Since the web has been established, networking and concurrency became central in most applications, like parrallelization is going to be with the multicore technology. However, OO seems not to be that well suited for either of both.

Why is OO not good for parrallelization?

Let’s say you have:
a := f()
b := g()
c := a + b
Simply put: how can you know if you can run f() and g() parrallely? You cannot tell directly. You have to know if f() or g(), and all resulting function calls, might at some moment modify a variable that the other uses or modify as well. In the latter case, parrallelization would lead to unpredictability and thus cannot be performed. Moreover, analyzing such dependencies is extremely difficult and breaks the principle of encapsulation.

And is OO good for networked applications?

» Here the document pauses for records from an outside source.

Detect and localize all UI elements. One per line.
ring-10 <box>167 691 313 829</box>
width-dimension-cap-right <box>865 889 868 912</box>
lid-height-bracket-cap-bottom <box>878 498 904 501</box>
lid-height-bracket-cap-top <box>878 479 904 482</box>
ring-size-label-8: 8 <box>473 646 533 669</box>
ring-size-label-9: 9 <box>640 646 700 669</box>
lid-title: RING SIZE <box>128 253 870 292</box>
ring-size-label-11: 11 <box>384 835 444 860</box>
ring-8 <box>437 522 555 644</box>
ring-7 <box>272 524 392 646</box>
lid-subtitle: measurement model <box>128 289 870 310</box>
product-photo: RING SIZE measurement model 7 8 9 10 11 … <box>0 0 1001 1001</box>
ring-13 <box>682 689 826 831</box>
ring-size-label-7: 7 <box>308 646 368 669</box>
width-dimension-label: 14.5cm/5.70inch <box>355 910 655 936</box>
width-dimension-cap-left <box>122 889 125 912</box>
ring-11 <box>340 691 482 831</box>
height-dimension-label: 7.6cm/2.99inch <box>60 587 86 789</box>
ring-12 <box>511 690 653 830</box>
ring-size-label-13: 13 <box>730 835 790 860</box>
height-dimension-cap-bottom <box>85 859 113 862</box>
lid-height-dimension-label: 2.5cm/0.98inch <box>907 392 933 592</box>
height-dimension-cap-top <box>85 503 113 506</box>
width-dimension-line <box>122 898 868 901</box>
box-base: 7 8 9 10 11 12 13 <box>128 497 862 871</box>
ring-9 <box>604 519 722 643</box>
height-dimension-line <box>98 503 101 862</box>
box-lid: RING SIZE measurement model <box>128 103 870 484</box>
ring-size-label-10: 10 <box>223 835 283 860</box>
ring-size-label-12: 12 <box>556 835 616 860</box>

Yes and no …At first sight it looks like yes but after some time it turns out it is not ideal. One issue is concurrency. When two requests come in at the time, it should be taken care that something being used by one is not modified by someone else at the same time. This leads to hard to investigate bugs and increased complexity due to synchronization. Another issue is that objects are not that well suited to model transactions.

Ok, so what now? Do you have anything better?

Object Orientation, combining data and methods acting upon them, is “today’s paradigm”. Now everything are objects, everyone “thinks” in terms of objects and OOP is “the way to go”. …But we should keep in mind it’s by all means not the sole way! And perhaps there are even better ways.

Two of the (compatible) models seeing some resurgence are the ones of functional programming and the actor model. I’ll skip the first one and directly go on speaking a little about the actor model.

What is an actor?

At first sight, both may look similar. However, they have profound differences. Conceptually, objects are just “dead” data with methods. On the opposite, actors are “alive” indepedent processes with transactional memory.

An actor is basically like a server. It receives and sends messages, and can also start/stop other agents. By  “transactional state”, we mean that state is associated to a “conversation”; not to the actor itself, as opposed to objects having a global shared state. As a consequence actors are free of concurrency issues.

So?

So transactions with asynchronous messages are naturally expressed and we have no more concurrency issues!

What can we model with actors?

Everything that follows the client/server architecture: I/O, networking, the X window system… 
In fact, anything interacting with the environment can nicely be modelled with actors, as well as intelligent agents, jobs running in parrallel, etc.

And this is even more natural! Indeed, when reading a file, a DB or whatrever: why sitting there and waiting for the answer? When these are seen as asynchronous requests, computation can go on until the response arrives.

…Sounds nice. Is there anything further?

Yes, this goes wonderfully hand in hand with functional programming. …But more on this later.